The microprocessor according to this embodiment further includes a bus sizing control terminal 140 and a bus sizing signal BSZ applied to this terminal 140 is supplied to a decoder 125 as a part of mask creation information and further supplied to BCU 2. The bus sizing signal BSZ commands BCU 2 to deal with the system data bus 22 as a 32-bit width or a 16-bit width. The logic "1" of the signal BSZ designates the 32-bit width bus and the logic "0" thereof designates the 16-bit width bus. When the signal BSZ is at the logic "1", the same operation as that of Fig. 1 is performed. That is, the decoder 125 generates the mask signals M0 to M3 in accordance with Fig. 3. On the other hand, when the signal BSZ is at the logic "0" to designate the 16-bit width bus, all the data to be processed can be accessed by one data read operation in memory accesses shown by the reference numerals 301 and 302 in Fig. 2. Therefore, BCU 2 performs twice the data read access operations. In addition, in the memory accesses shown by the reference numerals 310 and 311 in Fig. 3, three data read access operations are required to obtain all the data to be processed. Moreover, any meaningful data are not supplied to the more significant two groups of data terminals DT2 and DT3. Therefore, the decoder 125 responds to the bus sizing signal BSZ "0" and a signal 3ACC which becomes active in a third bus cycle of BCU 2 and further to the above information A1, A0, DAT, 1ACC and 2ACC and generates the mask signals M0 to M3 in accordance with Fig. 5. The more significant two mask signals M2 and M3 are always held at she level "0". Each of the memory accesses shown by 301 and 302 in Fig. 3 is performed by two bus cycles, as shown by 3011 and 3021 in Fig. 5, and each of the memory accesses shown by 310 and 311 in Fig. 3 is performed by three bus cycles, as shown by 3101 and 3111 in Fig. 5.
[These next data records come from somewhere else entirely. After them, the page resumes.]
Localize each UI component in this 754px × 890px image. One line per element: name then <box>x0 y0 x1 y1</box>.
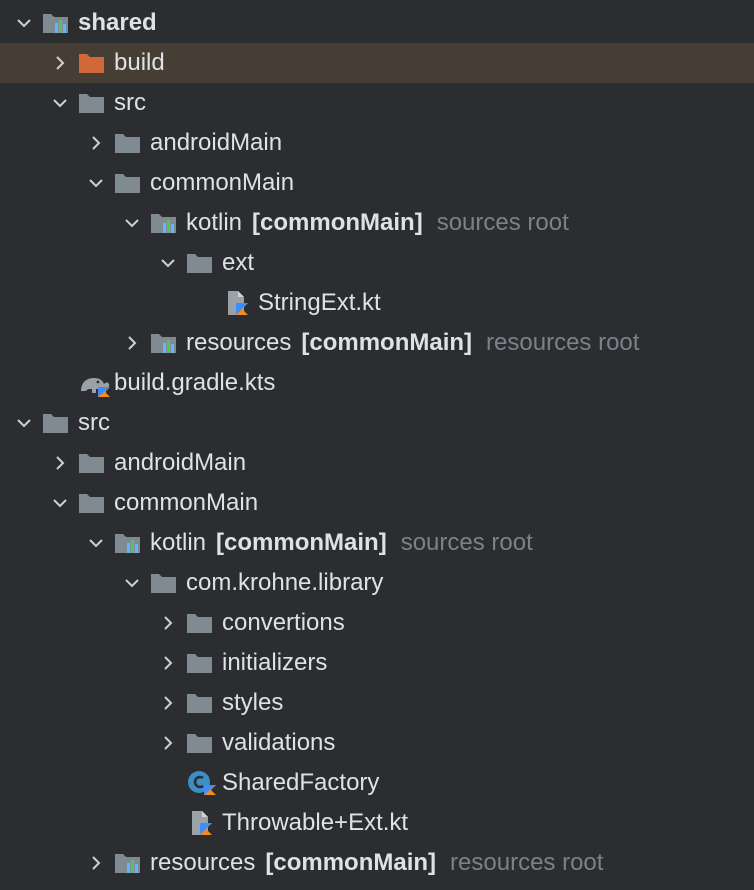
tree-row-label: convertions <box>222 609 345 636</box>
source-set-tag: [commonMain] <box>265 849 437 876</box>
kotlin-file-icon <box>222 283 258 323</box>
chevron-down-icon[interactable] <box>6 3 42 43</box>
tree-row-label: src <box>114 89 146 116</box>
folder-icon <box>186 643 222 683</box>
tree-row-label: SharedFactory <box>222 769 380 796</box>
tree-row-commonmain[interactable]: commonMain <box>0 163 754 203</box>
tree-row-styles[interactable]: styles <box>0 683 754 723</box>
tree-row-initializers[interactable]: initializers <box>0 643 754 683</box>
tree-row-throwable-ext-kt[interactable]: Throwable+Ext.kt <box>0 803 754 843</box>
project-tree: shared build src androidMain commonMain … <box>0 0 754 890</box>
chevron-right-icon[interactable] <box>42 443 78 483</box>
chevron-right-icon[interactable] <box>42 43 78 83</box>
tree-row-label: commonMain <box>114 489 259 516</box>
folder-icon <box>78 83 114 123</box>
chevron-down-icon[interactable] <box>114 203 150 243</box>
tree-row-shared[interactable]: shared <box>0 3 754 43</box>
tree-row-label: build.gradle.kts <box>114 369 276 396</box>
chevron-right-icon[interactable] <box>150 643 186 683</box>
tree-row-kotlin[interactable]: kotlin [commonMain] sources root <box>0 523 754 563</box>
tree-row-label: build <box>114 49 165 76</box>
tree-row-label: Throwable+Ext.kt <box>222 809 409 836</box>
folder-icon <box>78 443 114 483</box>
tree-row-validations[interactable]: validations <box>0 723 754 763</box>
source-set-tag: [commonMain] <box>301 329 473 356</box>
chevron-down-icon[interactable] <box>42 83 78 123</box>
kotlin-file-icon <box>186 803 222 843</box>
tree-row-label: styles <box>222 689 284 716</box>
tree-row-androidmain[interactable]: androidMain <box>0 123 754 163</box>
tree-row-label: kotlin <box>150 529 207 556</box>
chevron-right-icon[interactable] <box>150 603 186 643</box>
gradle-elephant-icon <box>78 363 114 403</box>
folder-icon <box>186 683 222 723</box>
tree-row-label: ext <box>222 249 255 276</box>
tree-row-sharedfactory[interactable]: SharedFactory <box>0 763 754 803</box>
chevron-right-icon[interactable] <box>78 123 114 163</box>
source-set-tag: [commonMain] <box>216 529 387 556</box>
folder-icon <box>42 403 78 443</box>
chevron-right-icon[interactable] <box>150 683 186 723</box>
chevron-right-icon[interactable] <box>78 843 114 883</box>
tree-row-label: validations <box>222 729 336 756</box>
chevron-down-icon[interactable] <box>42 483 78 523</box>
tree-row-kotlin[interactable]: kotlin [commonMain] sources root <box>0 203 754 243</box>
chevron-down-icon[interactable] <box>114 563 150 603</box>
tree-row-label: kotlin <box>186 209 243 236</box>
source-root-folder-icon <box>150 203 186 243</box>
root-type-hint: resources root <box>450 849 604 876</box>
tree-row-label: initializers <box>222 649 328 676</box>
tree-row-label: resources <box>150 849 256 876</box>
source-root-folder-icon <box>114 523 150 563</box>
chevron-right-icon[interactable] <box>150 723 186 763</box>
excluded-folder-icon <box>78 43 114 83</box>
tree-row-src[interactable]: src <box>0 403 754 443</box>
root-type-hint: resources root <box>486 329 640 356</box>
tree-row-label: com.krohne.library <box>186 569 384 596</box>
tree-row-convertions[interactable]: convertions <box>0 603 754 643</box>
tree-row-src[interactable]: src <box>0 83 754 123</box>
tree-row-label: androidMain <box>150 129 283 156</box>
chevron-down-icon[interactable] <box>150 243 186 283</box>
folder-icon <box>186 603 222 643</box>
chevron-down-icon[interactable] <box>6 403 42 443</box>
resources-root-folder-icon <box>150 323 186 363</box>
tree-row-resources[interactable]: resources [commonMain] resources root <box>0 323 754 363</box>
resources-root-folder-icon <box>114 843 150 883</box>
tree-row-resources[interactable]: resources [commonMain] resources root <box>0 843 754 883</box>
tree-row-androidmain[interactable]: androidMain <box>0 443 754 483</box>
package-folder-icon <box>150 563 186 603</box>
folder-icon <box>114 123 150 163</box>
tree-row-label: commonMain <box>150 169 295 196</box>
folder-icon <box>186 243 222 283</box>
tree-row-ext[interactable]: ext <box>0 243 754 283</box>
folder-icon <box>114 163 150 203</box>
tree-row-label: androidMain <box>114 449 247 476</box>
chevron-right-icon[interactable] <box>114 323 150 363</box>
chevron-down-icon[interactable] <box>78 523 114 563</box>
folder-icon <box>78 483 114 523</box>
tree-row-commonmain[interactable]: commonMain <box>0 483 754 523</box>
chevron-down-icon[interactable] <box>78 163 114 203</box>
tree-row-build[interactable]: build <box>0 43 754 83</box>
tree-row-package[interactable]: com.krohne.library <box>0 563 754 603</box>
source-set-tag: [commonMain] <box>252 209 423 236</box>
tree-row-label: StringExt.kt <box>258 289 381 316</box>
root-type-hint: sources root <box>436 209 569 236</box>
kotlin-class-icon <box>186 763 222 803</box>
tree-row-label: src <box>78 409 110 436</box>
tree-row-build-gradle-kts[interactable]: build.gradle.kts <box>0 363 754 403</box>
tree-row-label: resources <box>186 329 292 356</box>
tree-row-label: shared <box>78 9 157 36</box>
tree-row-stringext-kt[interactable]: StringExt.kt <box>0 283 754 323</box>
folder-icon <box>186 723 222 763</box>
module-folder-icon <box>42 3 78 43</box>
root-type-hint: sources root <box>400 529 533 556</box>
When this microprocessor is employed in a system having a data bus of a 16-bit width, the bus sizing signal BSZ is held at the level "0" upon a system reset operation. In a case of a system having a data bus of a 32-bit width, a memory and/or peripheral I/O units of a 16-bit construction are often used and coupled to the 32-bit system data bus 22. In that case, these memory and the peripheral units return the bus sizing signal BSZ of "0" to the terminal 140 as a dynamic bus sizing in response to an access request from the microprocessor, so that the parity check operation shown in Fig. 5 is performed.
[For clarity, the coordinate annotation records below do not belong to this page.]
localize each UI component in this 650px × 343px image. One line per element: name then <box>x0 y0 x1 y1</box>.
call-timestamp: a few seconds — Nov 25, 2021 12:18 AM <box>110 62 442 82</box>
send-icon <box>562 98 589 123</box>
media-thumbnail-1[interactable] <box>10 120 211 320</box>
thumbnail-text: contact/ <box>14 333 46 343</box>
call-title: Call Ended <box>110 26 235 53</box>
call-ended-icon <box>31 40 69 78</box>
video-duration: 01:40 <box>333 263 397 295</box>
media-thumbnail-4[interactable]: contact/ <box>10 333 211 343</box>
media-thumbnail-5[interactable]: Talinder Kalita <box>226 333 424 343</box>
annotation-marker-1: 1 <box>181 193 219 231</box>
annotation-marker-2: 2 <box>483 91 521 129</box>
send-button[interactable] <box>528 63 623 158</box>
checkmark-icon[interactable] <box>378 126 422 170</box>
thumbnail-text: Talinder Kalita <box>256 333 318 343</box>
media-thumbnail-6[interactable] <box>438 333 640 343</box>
It should be noted that the data write operation into the memory 30 and the generation of purity information and the write operation there of into the memory 31 responsive to the data write operation are omitted from the above description, since those operations are not directly related to the present invention.

Claims

A microprocessor (1) comprising a plurality of groups of data terminals (DT), a plurality of redundant information terminals (PT) provided correspondingly to said groups of data terminals (DT), respectively, a plurality of detection means (11) each coupled to a corresponding one of said groups of data terminals and a corresponding one of said redundant information terminals and responsive to redundant information (P) from the corresponding redundant information terminal for detecting whether or not data supplied to the corresponding group of data terminals is valid to produce a detection signal (BDV) characterized by, control means (12) for generating mask information (M) for masking selected one or ones of said detection signals (BDV) from said plurality of detection means (11), and means (13) responsive to the non-masked detection signal or signals for producing a signal (DV) representing whether or not data supplied to said microprocessor is valid.
The microprocessor as claimed in claim 1, wherein said control means (12) generates said mask information in response to at least one of length and position of data to be accessed.
The microprocessor as claimed in claim 1 or claim 2, wherein said control means generates said mask information in response to bus sizing information (BSZ) indicating width of a data bus through which data to be accessed are transferred.